San Diego Fire-Rescue Chief Brian Fennessey

San Diego Fire-Rescue Chief Brian Fennessy unveiled the new cameras at a a press conference at SDG&E’s headquarters last week. 

Cameras are located on communications towers in San Diego’s biggest fire threat zones, including Mt. Woodson, Boucher Hill, Otay Mountain, Red Mountain and Lyons Peak. Determining the location of a fire is accomplished by triangulation, the process of focusing different cameras on the fire throughout the Alert SDG&E Camera network. It provides an accurate location for first responders and is revolutionizing fire suppression from reactive to proactive, reducing the potential size, impact, and public costs of wildfires.

These cameras have already proven instrumental in their first weeks of operation. On Oct. 21, the day before a multi-day Red Flag Warning, reports of a wildfire which eventually became known as the “Church” Fire ignited in Campo. Click here to view the time-lapsed video recorded from the Alert SDG&E Cameras.

“This sophisticated set of cameras is providing us with a level of real-time situational awareness we’ve never had before. Not only are we able to zoom in on ignition points using multiple cameras, we can pinpoint almost instant fire proximity and notify first responders,” said Caroline Winn, SDG&E’s chief operating officer. “Having this information at our fingertips could provide critical minutes needed to protect people, power structures and property.”

This upgraded technology builds on a framework originally developed in 2000 by researchers at Scripps Institution of Oceanography and the San Diego Supercomputer Center. The internet-connected cyberinfrastructure known as the High Performance Wireless Reach Network (HPWREN) was used for research, education and public safety. For more than a decade, the HPWREN system captured real-time camera images taken once per minute.

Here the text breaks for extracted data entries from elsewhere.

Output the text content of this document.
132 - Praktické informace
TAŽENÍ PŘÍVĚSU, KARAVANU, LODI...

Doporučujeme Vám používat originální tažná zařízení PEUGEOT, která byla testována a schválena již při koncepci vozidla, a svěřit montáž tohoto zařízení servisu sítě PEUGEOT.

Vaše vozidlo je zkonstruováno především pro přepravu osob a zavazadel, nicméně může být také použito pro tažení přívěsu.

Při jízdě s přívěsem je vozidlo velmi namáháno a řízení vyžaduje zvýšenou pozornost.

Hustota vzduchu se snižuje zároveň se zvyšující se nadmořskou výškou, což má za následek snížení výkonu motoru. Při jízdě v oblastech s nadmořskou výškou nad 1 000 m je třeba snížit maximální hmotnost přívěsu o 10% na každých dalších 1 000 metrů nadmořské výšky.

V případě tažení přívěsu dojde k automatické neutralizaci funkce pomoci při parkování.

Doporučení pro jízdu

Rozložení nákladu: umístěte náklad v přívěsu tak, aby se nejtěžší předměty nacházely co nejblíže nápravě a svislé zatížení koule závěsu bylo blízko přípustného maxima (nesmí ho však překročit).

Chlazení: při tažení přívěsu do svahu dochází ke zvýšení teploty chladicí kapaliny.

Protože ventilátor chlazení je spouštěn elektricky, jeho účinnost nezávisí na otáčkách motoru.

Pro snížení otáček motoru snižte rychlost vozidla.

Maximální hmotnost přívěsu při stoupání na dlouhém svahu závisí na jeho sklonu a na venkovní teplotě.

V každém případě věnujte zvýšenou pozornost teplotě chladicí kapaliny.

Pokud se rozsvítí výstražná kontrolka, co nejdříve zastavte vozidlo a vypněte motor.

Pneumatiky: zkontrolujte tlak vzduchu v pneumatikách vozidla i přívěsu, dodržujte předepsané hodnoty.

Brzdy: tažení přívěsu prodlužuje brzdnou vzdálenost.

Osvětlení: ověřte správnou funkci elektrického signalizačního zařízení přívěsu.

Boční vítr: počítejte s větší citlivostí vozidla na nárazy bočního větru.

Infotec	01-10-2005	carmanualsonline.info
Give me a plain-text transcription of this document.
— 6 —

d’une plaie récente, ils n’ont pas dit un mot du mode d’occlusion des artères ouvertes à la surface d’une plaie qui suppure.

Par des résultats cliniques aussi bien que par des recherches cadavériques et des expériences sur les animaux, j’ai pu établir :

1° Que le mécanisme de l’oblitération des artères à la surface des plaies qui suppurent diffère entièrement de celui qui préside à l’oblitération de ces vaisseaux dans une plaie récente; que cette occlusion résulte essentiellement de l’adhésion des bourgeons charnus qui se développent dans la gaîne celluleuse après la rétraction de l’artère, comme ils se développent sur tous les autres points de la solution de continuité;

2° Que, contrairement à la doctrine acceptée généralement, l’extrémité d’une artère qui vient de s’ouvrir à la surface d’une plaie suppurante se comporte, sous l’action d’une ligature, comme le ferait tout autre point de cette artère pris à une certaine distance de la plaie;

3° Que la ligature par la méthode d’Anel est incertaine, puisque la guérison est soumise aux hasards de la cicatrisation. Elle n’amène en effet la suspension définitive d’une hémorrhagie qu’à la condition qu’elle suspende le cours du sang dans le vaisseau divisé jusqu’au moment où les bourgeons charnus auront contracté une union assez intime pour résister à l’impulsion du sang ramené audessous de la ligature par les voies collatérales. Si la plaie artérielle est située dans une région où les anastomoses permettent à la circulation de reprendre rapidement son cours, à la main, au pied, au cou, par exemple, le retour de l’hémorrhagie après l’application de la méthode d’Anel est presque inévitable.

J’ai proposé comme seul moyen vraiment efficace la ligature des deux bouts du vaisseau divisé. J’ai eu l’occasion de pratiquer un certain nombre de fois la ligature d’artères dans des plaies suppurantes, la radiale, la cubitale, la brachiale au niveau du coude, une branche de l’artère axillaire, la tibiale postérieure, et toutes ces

New High-Definition Cameras in San Diego back country captured fire in Campo

A view of the Wildomar Fire on Oct. 26, 2017, as captured from the new Alert SDGE Cameras on Red Mountain in the Valley Center area of San Diego County. 

SDG&E’s team of meteorologists and professors at UC San Diego and UNR worked closely to improve upon the previous system to facilitate increased early wildfire detection. Alert SDG&E Cameras also allows for public access with a user-friendly website, giving residents the ability to monitor conditions within their community.

“This new camera system uses the backbone built by UC San Diego to ensure resilient, redundant communication is in place to prepare for when disasters strike and networks becomes challenged,” said Neal Driscoll, professor of geoscience and geophysics at Scripps Oceanography and principal investigator on Alert SDGE Cameras. “These cameras will immediately be an asset to public safety, and are a great example of university, corporate and civic entities working together.”

San Diego City Councilmember David Alvarez (District 8) also played a key role in granting access to several of these remote areas, so new cameras systems could be installed quickly before the peak of fire season. Fires can occur year-round in California, but the peak season is considered to be April through October, when hot, dry temperatures combine with warm Santa Ana winds, which causes fires to spread fast.

UC San Diego’s role in wildfire detection fits well into one of the university’s core research themes: understanding and protecting the planet. This cross-university collaboration that uses data, technology and geoscience, is just one way UC San Diego is helping to protect the state and make it more resilient to disaster in the future.